Pada tahun 1979, Turgut Ozal, PM Turki saat itu, mengumumkan kebebasan peremuan berhijab untuk memasuki universitas-universitas. Akan tetapi Kan'an Oren, Presiden Turki, segera menolak hal itu. Dengan naiknya Partai Kesejahteraan pimpinan Necmedin Erbakan, pada tahun 1996, sebagai pemegang kendali pemerintahan Turki, maka harapan kepada kebebasan hijab di negara ini semakin meningkat. Akan tetapi para penguasa militer yang sekuler, menggulingkan pemerintahan ini dan mencegah realisasi tuntutan rakyat. Kini, ketika Partai Keadilan dan Pembangunan berencana menghapus larangan hijab, lembaga-lembaga sekuler merasa cemas bahwa penghapusan larangan hijab di Unversitas akan merembet kepada penghapusan larangan hijab di seluruh lapisan masyarakat negara ini. Demikian pula dengan alasan bahwa penghapusan larangan hijab berlawanan dengan dasar-dasar sekulerisme dan Ataturk, mereka berusaha mendorong kalangan militer untuk menentang pemerintahan Erdogan.

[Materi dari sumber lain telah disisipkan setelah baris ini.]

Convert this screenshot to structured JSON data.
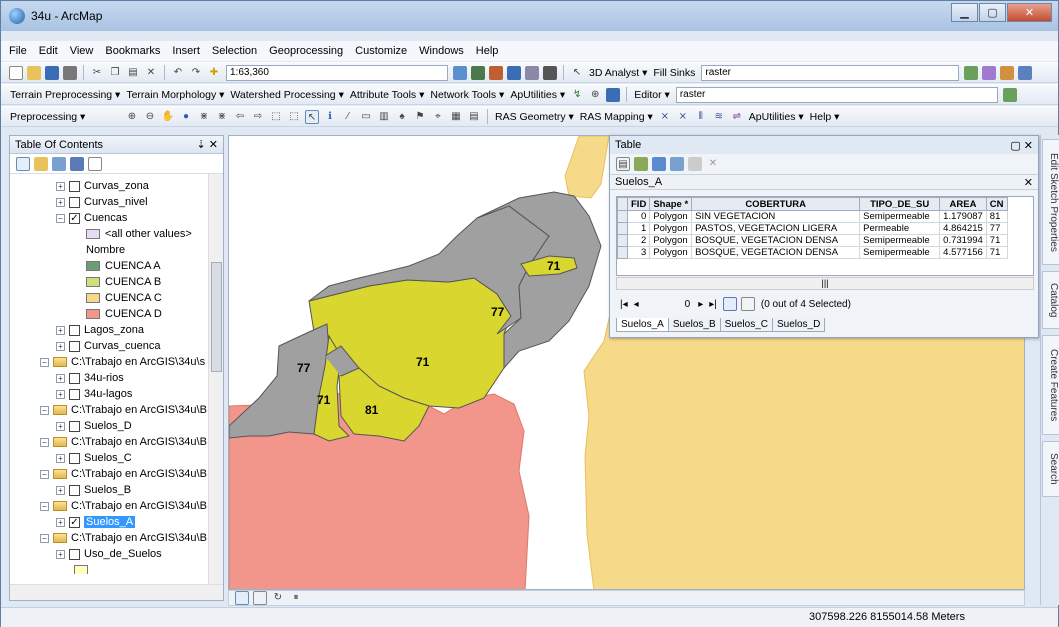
{
  "window": {
    "title": "34u - ArcMap"
  },
  "menu": [
    "File",
    "Edit",
    "View",
    "Bookmarks",
    "Insert",
    "Selection",
    "Geoprocessing",
    "Customize",
    "Windows",
    "Help"
  ],
  "toolbar1": {
    "scale": "1:63,360",
    "analyst": "3D Analyst ▾",
    "fill_sinks": "Fill Sinks",
    "layer": "raster"
  },
  "toolbar2": {
    "items": [
      "Terrain Preprocessing ▾",
      "Terrain Morphology ▾",
      "Watershed Processing ▾",
      "Attribute Tools ▾",
      "Network Tools ▾",
      "ApUtilities ▾"
    ],
    "editor": "Editor ▾",
    "layer": "raster"
  },
  "toolbar3": {
    "preprocessing": "Preprocessing ▾",
    "ras_geometry": "RAS Geometry ▾",
    "ras_mapping": "RAS Mapping ▾",
    "aputilities": "ApUtilities ▾",
    "help": "Help ▾"
  },
  "toc": {
    "title": "Table Of Contents",
    "rows": [
      {
        "label": "Curvas_zona",
        "type": "layer",
        "checked": false
      },
      {
        "label": "Curvas_nivel",
        "type": "layer",
        "checked": false
      },
      {
        "label": "Cuencas",
        "type": "layer",
        "checked": true
      },
      {
        "label": "<all other values>",
        "type": "legend",
        "color": "#e6dcf2"
      },
      {
        "label": "Nombre",
        "type": "heading"
      },
      {
        "label": "CUENCA A",
        "type": "legend",
        "color": "#6a9e73"
      },
      {
        "label": "CUENCA B",
        "type": "legend",
        "color": "#cde07a"
      },
      {
        "label": "CUENCA C",
        "type": "legend",
        "color": "#f7d98a"
      },
      {
        "label": "CUENCA D",
        "type": "legend",
        "color": "#f2958a"
      },
      {
        "label": "Lagos_zona",
        "type": "layer",
        "checked": false
      },
      {
        "label": "Curvas_cuenca",
        "type": "layer",
        "checked": false
      },
      {
        "label": "C:\\Trabajo en ArcGIS\\34u\\s",
        "type": "folder"
      },
      {
        "label": "34u-rios",
        "type": "layer",
        "checked": false
      },
      {
        "label": "34u-lagos",
        "type": "layer",
        "checked": false
      },
      {
        "label": "C:\\Trabajo en ArcGIS\\34u\\B",
        "type": "folder"
      },
      {
        "label": "Suelos_D",
        "type": "layer",
        "checked": false
      },
      {
        "label": "C:\\Trabajo en ArcGIS\\34u\\B",
        "type": "folder"
      },
      {
        "label": "Suelos_C",
        "type": "layer",
        "checked": false
      },
      {
        "label": "C:\\Trabajo en ArcGIS\\34u\\B",
        "type": "folder"
      },
      {
        "label": "Suelos_B",
        "type": "layer",
        "checked": false
      },
      {
        "label": "C:\\Trabajo en ArcGIS\\34u\\B",
        "type": "folder"
      },
      {
        "label": "Suelos_A",
        "type": "layer",
        "checked": true,
        "selected": true
      },
      {
        "label": "C:\\Trabajo en ArcGIS\\34u\\B",
        "type": "folder"
      },
      {
        "label": "Uso_de_Suelos",
        "type": "layer",
        "checked": false
      },
      {
        "label": "",
        "type": "legend",
        "color": "#ffffc0"
      }
    ]
  },
  "map": {
    "labels": [
      {
        "text": "71"
      },
      {
        "text": "77"
      },
      {
        "text": "71"
      },
      {
        "text": "77"
      },
      {
        "text": "71"
      },
      {
        "text": "81"
      }
    ]
  },
  "table": {
    "title": "Table",
    "layer": "Suelos_A",
    "columns": [
      "FID",
      "Shape *",
      "COBERTURA",
      "TIPO_DE_SU",
      "AREA",
      "CN"
    ],
    "rows": [
      [
        "0",
        "Polygon",
        "SIN VEGETACION",
        "Semipermeable",
        "1.179087",
        "81"
      ],
      [
        "1",
        "Polygon",
        "PASTOS, VEGETACION LIGERA",
        "Permeable",
        "4.864215",
        "77"
      ],
      [
        "2",
        "Polygon",
        "BOSQUE, VEGETACION DENSA",
        "Semipermeable",
        "0.731994",
        "71"
      ],
      [
        "3",
        "Polygon",
        "BOSQUE, VEGETACION DENSA",
        "Semipermeable",
        "4.577156",
        "71"
      ]
    ],
    "record": "0",
    "selection": "(0 out of 4 Selected)",
    "tabs": [
      "Suelos_A",
      "Suelos_B",
      "Suelos_C",
      "Suelos_D"
    ]
  },
  "dock_tabs": [
    "Edit Sketch Properties",
    "Catalog",
    "Create Features",
    "Search"
  ],
  "status": {
    "coords": "307598.226  8155014.58 Meters"
  }
}
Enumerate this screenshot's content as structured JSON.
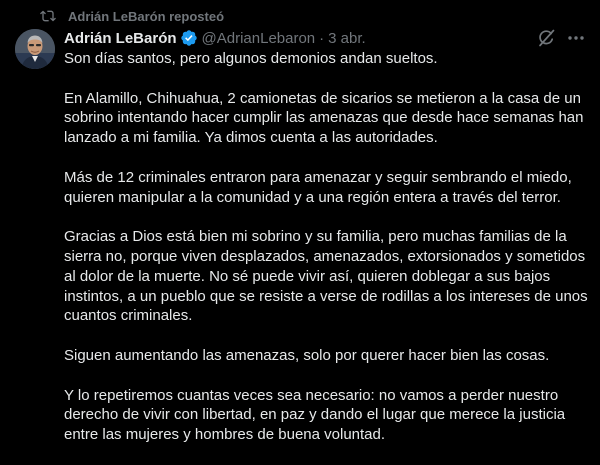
{
  "repost": {
    "label": "Adrián LeBarón reposteó",
    "icon": "repost-icon"
  },
  "author": {
    "name": "Adrián LeBarón",
    "handle": "@AdrianLebaron",
    "separator": "·",
    "date": "3 abr.",
    "verified": true,
    "verified_color": "#1d9bf0"
  },
  "icons": {
    "grok": "grok-icon",
    "more": "more-icon",
    "avatar": "avatar"
  },
  "body": {
    "paragraphs": [
      "Son días santos, pero algunos demonios andan sueltos.",
      "En Alamillo, Chihuahua, 2 camionetas de sicarios se metieron a la casa de un sobrino intentando hacer cumplir las amenazas que desde hace semanas han lanzado a mi familia. Ya dimos cuenta a las autoridades.",
      "Más de 12 criminales entraron para amenazar y seguir sembrando el miedo, quieren manipular a la comunidad y a una región entera a través del terror.",
      "Gracias a Dios está bien mi sobrino y su familia, pero muchas familias de la sierra no, porque viven desplazados, amenazados, extorsionados y sometidos al dolor de la muerte. No sé puede vivir así, quieren doblegar a sus bajos instintos, a un pueblo que se resiste a verse de rodillas a los intereses de unos cuantos criminales.",
      "Siguen aumentando las amenazas, solo por querer hacer bien las cosas.",
      "Y lo repetiremos cuantas veces sea necesario: no vamos a perder nuestro derecho de vivir con libertad, en paz y dando el lugar que merece la justicia entre las mujeres y hombres de buena voluntad."
    ]
  },
  "colors": {
    "background": "#000000",
    "text": "#e7e9ea",
    "secondary": "#71767b",
    "accent": "#1d9bf0"
  }
}
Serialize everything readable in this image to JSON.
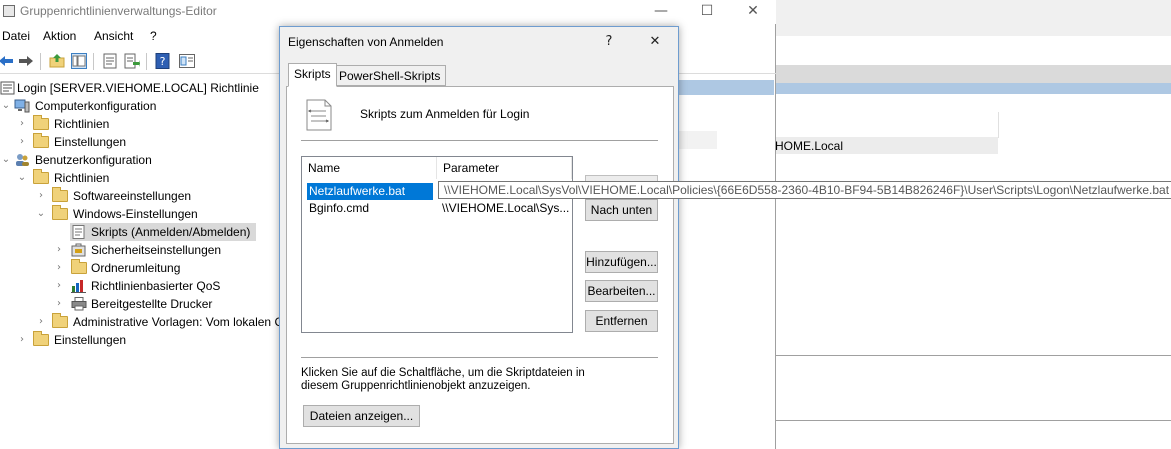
{
  "window": {
    "title": "Gruppenrichtlinienverwaltungs-Editor",
    "minimize": "—",
    "maximize": "☐",
    "close": "✕"
  },
  "menu": {
    "items": [
      "Datei",
      "Aktion",
      "Ansicht",
      "?"
    ]
  },
  "tree": {
    "items": [
      {
        "label": "Login [SERVER.VIEHOME.LOCAL] Richtlinie",
        "icon": "policy-icon"
      },
      {
        "label": "Computerkonfiguration",
        "icon": "computer-icon"
      },
      {
        "label": "Richtlinien",
        "icon": "folder-icon"
      },
      {
        "label": "Einstellungen",
        "icon": "folder-icon"
      },
      {
        "label": "Benutzerkonfiguration",
        "icon": "users-icon"
      },
      {
        "label": "Richtlinien",
        "icon": "folder-icon"
      },
      {
        "label": "Softwareeinstellungen",
        "icon": "folder-icon"
      },
      {
        "label": "Windows-Einstellungen",
        "icon": "folder-icon"
      },
      {
        "label": "Skripts (Anmelden/Abmelden)",
        "icon": "script-icon"
      },
      {
        "label": "Sicherheitseinstellungen",
        "icon": "security-icon"
      },
      {
        "label": "Ordnerumleitung",
        "icon": "folder-icon"
      },
      {
        "label": "Richtlinienbasierter QoS",
        "icon": "chart-icon"
      },
      {
        "label": "Bereitgestellte Drucker",
        "icon": "printer-icon"
      },
      {
        "label": "Administrative Vorlagen: Vom lokalen C",
        "icon": "folder-icon"
      },
      {
        "label": "Einstellungen",
        "icon": "folder-icon"
      }
    ]
  },
  "right_pane": {
    "value": "HOME.Local"
  },
  "dialog": {
    "title": "Eigenschaften von Anmelden",
    "help": "?",
    "close": "✕",
    "tabs": [
      "Skripts",
      "PowerShell-Skripts"
    ],
    "heading": "Skripts zum Anmelden für Login",
    "columns": [
      "Name",
      "Parameter"
    ],
    "rows": [
      {
        "name": "Netzlaufwerke.bat",
        "parameter": ""
      },
      {
        "name": "Bginfo.cmd",
        "parameter": "\\\\VIEHOME.Local\\Sys..."
      }
    ],
    "tooltip": "\\\\VIEHOME.Local\\SysVol\\VIEHOME.Local\\Policies\\{66E6D558-2360-4B10-BF94-5B14B826246F}\\User\\Scripts\\Logon\\Netzlaufwerke.bat",
    "buttons": {
      "down": "Nach unten",
      "add": "Hinzufügen...",
      "edit": "Bearbeiten...",
      "remove": "Entfernen",
      "show_files": "Dateien anzeigen..."
    },
    "info_text_line1": "Klicken Sie auf die Schaltfläche, um die Skriptdateien in",
    "info_text_line2": "diesem Gruppenrichtlinienobjekt anzuzeigen."
  },
  "colors": {
    "selection": "#0078d7",
    "dialog_border": "#6e9ccf",
    "tree_selected": "#d9d9d9"
  }
}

Pada tahun 2002, partai Islam Keadilan dan Pembangunan, dalam kondisi yang berbeda, berhasil menguasai pemerintahan Turki. Semangat keislaman rakyat Turki pun meningkat dengan mencolok, dan menuntut dengan lebih serius agar dilakukan reformasi internal, terutama pencabutan larangan hijab. Pemerintahan Recep Tayyep Erdogan, pemimpin partai ini, berhasil merealisasikan sebagian reformasi ekonomi di Turki, sehingga pertumbuhan ekonomi Turki saat ini mencapai lebih dari 8 persen, dan inflasi berada di bawah 10 persen. Akan tetapi, kalangan sekuler di negara ini menunjukkan sikap keras mereka. Dengan terpilihnya kembali pemerintahan Partai Keadilan dan Pembangunan, dengan dukungan suara rakyat Turki dalam jumlah besar, maka peluang untuk kebebasan hijab kaum perempuan Turki di Universitas, sekolah-sekolah dan instansi pemerintah, semakin terbuka.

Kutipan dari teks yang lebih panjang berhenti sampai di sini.